Louise avait la mine défaite.

- Ce que j’ai à vous dire est très délicat, Cendre. J’admets que je ne sais pas du tout par où commencer...

- Par le début. Tu es venue pour me parler de Lucas, n’est-ce-pas ?


- Oui... et je crains qu’après vous avoir révélé ce que j’ai fait, vous ne vouliez me tuer...


- Dis-moi tout ce que tu sais, et tout de suite ! Sinon, c’est maintenant que je risque de te tuer ! Qu’as-tu fait à Lucas ?


- Il m’a appelée un soir... et m’a demandé de le retrouver chez le Comte Straud..


Le Comte lui-même m’a ouvert la porte et m’a priée de le suivre.


Il m’a conduite jusqu’à un sous-sol où mon Maître m’attendait. Il était assis au milieu d’une grande pièce pleine de cercueils où un orgue trônait. Le Comte nous a alors laissé seuls.

- Je vois très bien de quelle pièce il s’agit...


- Mon Maître m’a remerciée d’être venue aussi rapidement puis il m’a ordonné de lui jeter un sort afin que ses pensées ne soient plus détectables par vous. Et il exigea que ce soit fait tout de suite.


- Tu es en train de me dire que c’est Lucas qui a souhaité que je ne sache pas où il était ?

- Oui, mais c’est plus compliqué que cela.


Mon Maître a dû sentir que son ordre m’avait bouleversée car il m’a demandé de lui faire confiance, que c’était pour le bien de tous, même si cela me paraissait bien incompréhensible pour le moment.


- J’ai fait une grosse erreur, Louise, et je dois la réparer mais tu dois me promettre que jamais Cendre ne saura ce qui s’est passé ici cette nuit.

- Je vous le promets, Maître.

Que pouvais-je dire d’autre ? Il stipula aussi que le Comte assisterait au lancement du sort.


Le Comte est arrivé quelques minutes après et s’est assuré auprès de mon Maître que j’avais bien compris ce qu’il fallait faire, puis mon Maître me fit signe de commencer.
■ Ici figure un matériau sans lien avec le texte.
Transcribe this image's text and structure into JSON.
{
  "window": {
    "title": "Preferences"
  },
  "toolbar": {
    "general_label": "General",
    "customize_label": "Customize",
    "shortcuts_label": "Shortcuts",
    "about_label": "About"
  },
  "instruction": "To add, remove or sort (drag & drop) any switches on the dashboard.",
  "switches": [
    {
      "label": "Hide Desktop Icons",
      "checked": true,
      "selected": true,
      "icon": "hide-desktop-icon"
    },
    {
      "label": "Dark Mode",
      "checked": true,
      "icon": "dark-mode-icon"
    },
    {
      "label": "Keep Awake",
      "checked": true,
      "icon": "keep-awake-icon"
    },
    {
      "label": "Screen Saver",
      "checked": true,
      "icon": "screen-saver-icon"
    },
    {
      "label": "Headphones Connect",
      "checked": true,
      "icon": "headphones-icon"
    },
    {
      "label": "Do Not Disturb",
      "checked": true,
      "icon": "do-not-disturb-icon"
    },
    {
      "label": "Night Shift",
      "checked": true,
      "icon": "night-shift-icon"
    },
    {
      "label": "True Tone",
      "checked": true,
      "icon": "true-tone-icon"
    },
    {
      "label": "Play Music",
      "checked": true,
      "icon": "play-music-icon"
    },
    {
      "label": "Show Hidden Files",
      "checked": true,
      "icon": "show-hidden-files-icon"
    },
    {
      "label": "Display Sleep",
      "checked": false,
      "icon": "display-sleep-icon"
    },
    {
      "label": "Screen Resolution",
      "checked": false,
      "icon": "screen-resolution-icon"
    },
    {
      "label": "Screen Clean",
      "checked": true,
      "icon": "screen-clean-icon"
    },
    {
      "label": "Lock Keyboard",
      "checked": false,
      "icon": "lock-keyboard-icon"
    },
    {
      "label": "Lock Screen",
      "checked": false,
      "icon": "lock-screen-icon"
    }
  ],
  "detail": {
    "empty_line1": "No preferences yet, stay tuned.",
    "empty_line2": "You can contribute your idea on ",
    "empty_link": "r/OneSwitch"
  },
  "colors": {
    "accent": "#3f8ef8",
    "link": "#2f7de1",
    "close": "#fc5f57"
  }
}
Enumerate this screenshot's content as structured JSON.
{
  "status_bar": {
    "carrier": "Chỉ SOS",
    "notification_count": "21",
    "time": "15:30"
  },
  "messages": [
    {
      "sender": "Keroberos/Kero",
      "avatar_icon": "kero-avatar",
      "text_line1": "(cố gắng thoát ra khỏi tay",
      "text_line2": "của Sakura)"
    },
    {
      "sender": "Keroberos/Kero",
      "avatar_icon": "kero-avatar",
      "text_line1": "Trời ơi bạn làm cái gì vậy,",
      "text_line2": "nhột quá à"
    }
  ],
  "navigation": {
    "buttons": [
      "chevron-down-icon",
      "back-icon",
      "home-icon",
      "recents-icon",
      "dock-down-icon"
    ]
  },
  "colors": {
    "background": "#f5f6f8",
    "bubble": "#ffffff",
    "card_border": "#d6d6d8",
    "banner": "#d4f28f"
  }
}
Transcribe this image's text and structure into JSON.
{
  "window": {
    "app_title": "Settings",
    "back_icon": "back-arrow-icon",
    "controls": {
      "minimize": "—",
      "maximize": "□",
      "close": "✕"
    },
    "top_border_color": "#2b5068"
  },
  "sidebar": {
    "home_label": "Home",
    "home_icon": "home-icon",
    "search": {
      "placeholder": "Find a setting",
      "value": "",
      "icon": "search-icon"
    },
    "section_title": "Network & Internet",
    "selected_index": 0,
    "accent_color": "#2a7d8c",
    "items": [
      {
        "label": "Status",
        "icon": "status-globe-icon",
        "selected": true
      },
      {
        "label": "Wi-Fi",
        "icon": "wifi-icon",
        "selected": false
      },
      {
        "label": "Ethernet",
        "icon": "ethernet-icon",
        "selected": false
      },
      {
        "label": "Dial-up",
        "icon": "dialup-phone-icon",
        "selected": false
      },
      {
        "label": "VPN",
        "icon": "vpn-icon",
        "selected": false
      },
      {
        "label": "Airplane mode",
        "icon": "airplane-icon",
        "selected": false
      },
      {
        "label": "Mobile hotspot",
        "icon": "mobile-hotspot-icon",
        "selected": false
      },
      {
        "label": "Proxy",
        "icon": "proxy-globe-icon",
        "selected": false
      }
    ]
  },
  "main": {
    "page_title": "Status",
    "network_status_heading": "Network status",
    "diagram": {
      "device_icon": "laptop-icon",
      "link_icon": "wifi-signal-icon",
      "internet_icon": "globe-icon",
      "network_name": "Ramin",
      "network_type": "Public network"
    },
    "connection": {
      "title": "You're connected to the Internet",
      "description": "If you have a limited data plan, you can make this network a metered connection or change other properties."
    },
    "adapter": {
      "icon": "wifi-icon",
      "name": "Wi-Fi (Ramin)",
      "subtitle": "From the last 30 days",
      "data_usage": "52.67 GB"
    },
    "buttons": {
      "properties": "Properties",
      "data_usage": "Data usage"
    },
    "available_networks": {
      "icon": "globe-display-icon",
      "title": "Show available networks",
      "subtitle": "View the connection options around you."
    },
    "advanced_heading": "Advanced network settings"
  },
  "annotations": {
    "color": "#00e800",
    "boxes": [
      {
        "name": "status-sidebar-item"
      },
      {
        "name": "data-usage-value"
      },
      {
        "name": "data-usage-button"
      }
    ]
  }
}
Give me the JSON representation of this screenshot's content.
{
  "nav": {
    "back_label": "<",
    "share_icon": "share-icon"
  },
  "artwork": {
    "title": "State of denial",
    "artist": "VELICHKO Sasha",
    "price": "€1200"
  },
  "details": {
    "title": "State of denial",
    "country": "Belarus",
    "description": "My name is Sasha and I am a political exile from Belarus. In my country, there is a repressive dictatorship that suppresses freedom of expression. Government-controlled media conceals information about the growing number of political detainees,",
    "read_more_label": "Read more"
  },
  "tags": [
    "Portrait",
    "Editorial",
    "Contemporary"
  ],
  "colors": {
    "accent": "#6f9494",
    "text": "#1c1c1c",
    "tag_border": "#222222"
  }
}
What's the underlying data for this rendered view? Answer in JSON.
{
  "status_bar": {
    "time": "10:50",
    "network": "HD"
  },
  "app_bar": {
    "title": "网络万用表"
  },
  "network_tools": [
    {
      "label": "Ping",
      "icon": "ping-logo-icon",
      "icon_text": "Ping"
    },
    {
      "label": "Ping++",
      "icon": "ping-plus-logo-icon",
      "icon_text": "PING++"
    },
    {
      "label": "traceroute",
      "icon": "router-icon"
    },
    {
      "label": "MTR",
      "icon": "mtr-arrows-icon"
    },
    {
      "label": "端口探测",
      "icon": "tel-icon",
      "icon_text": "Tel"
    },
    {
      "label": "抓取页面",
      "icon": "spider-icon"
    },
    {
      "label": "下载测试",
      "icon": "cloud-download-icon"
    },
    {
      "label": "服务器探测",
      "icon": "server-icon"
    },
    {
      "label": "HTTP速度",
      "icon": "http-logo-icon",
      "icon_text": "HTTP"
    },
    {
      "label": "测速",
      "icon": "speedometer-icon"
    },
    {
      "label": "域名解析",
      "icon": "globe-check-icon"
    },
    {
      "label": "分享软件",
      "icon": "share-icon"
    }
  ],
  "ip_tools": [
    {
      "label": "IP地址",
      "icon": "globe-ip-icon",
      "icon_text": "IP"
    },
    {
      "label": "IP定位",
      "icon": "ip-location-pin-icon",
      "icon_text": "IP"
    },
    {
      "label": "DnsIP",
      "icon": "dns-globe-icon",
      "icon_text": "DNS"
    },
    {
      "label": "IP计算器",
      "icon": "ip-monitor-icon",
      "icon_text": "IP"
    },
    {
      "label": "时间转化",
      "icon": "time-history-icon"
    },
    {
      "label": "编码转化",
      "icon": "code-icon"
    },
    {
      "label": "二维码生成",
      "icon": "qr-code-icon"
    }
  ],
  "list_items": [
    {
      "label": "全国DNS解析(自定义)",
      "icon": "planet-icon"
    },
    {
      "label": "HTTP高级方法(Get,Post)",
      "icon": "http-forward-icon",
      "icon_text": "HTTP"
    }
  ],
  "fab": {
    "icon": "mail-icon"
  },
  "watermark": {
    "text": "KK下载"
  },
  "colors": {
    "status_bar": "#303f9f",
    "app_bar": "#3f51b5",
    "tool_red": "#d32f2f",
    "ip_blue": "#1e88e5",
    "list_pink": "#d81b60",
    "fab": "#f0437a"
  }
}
J’ai demandé au Comte de s’éloigner pour éviter qu’il ne soit touché par le sort puis j’ai officié sur mon Maître.


Lorsque j’eus terminé, le Comte ne jugea plus ma présence utile.

- Je crois que votre servante peut se retirer à présent, Monsieur le Duc. La suite va se dérouler entre vous et moi. Mais n’oubliez pas que si votre servante nous trahit, je la tuerai sur le champ.

Mon Maître assura le Comte de ma loyauté puis me demanda de quitter le manoir.


...mais je ne suis pas partie. Je sais que j’ai désobéi mais je sentais qu’il se tramait quelque chose. Alors, je me suis enveloppée d’un voile de protection magique afin qu’ils ne devinent plus ma présence et je suis restée en haut des escaliers à les écouter.


- Finissons-en, Vladislaus. Les adieux les plus courts sont les meilleurs.

- Vous devez l’aimer infiniment pour accepter d’être ainsi enterré vivant pour l’éternité.

- Vous connaissez la réponse, mon ami.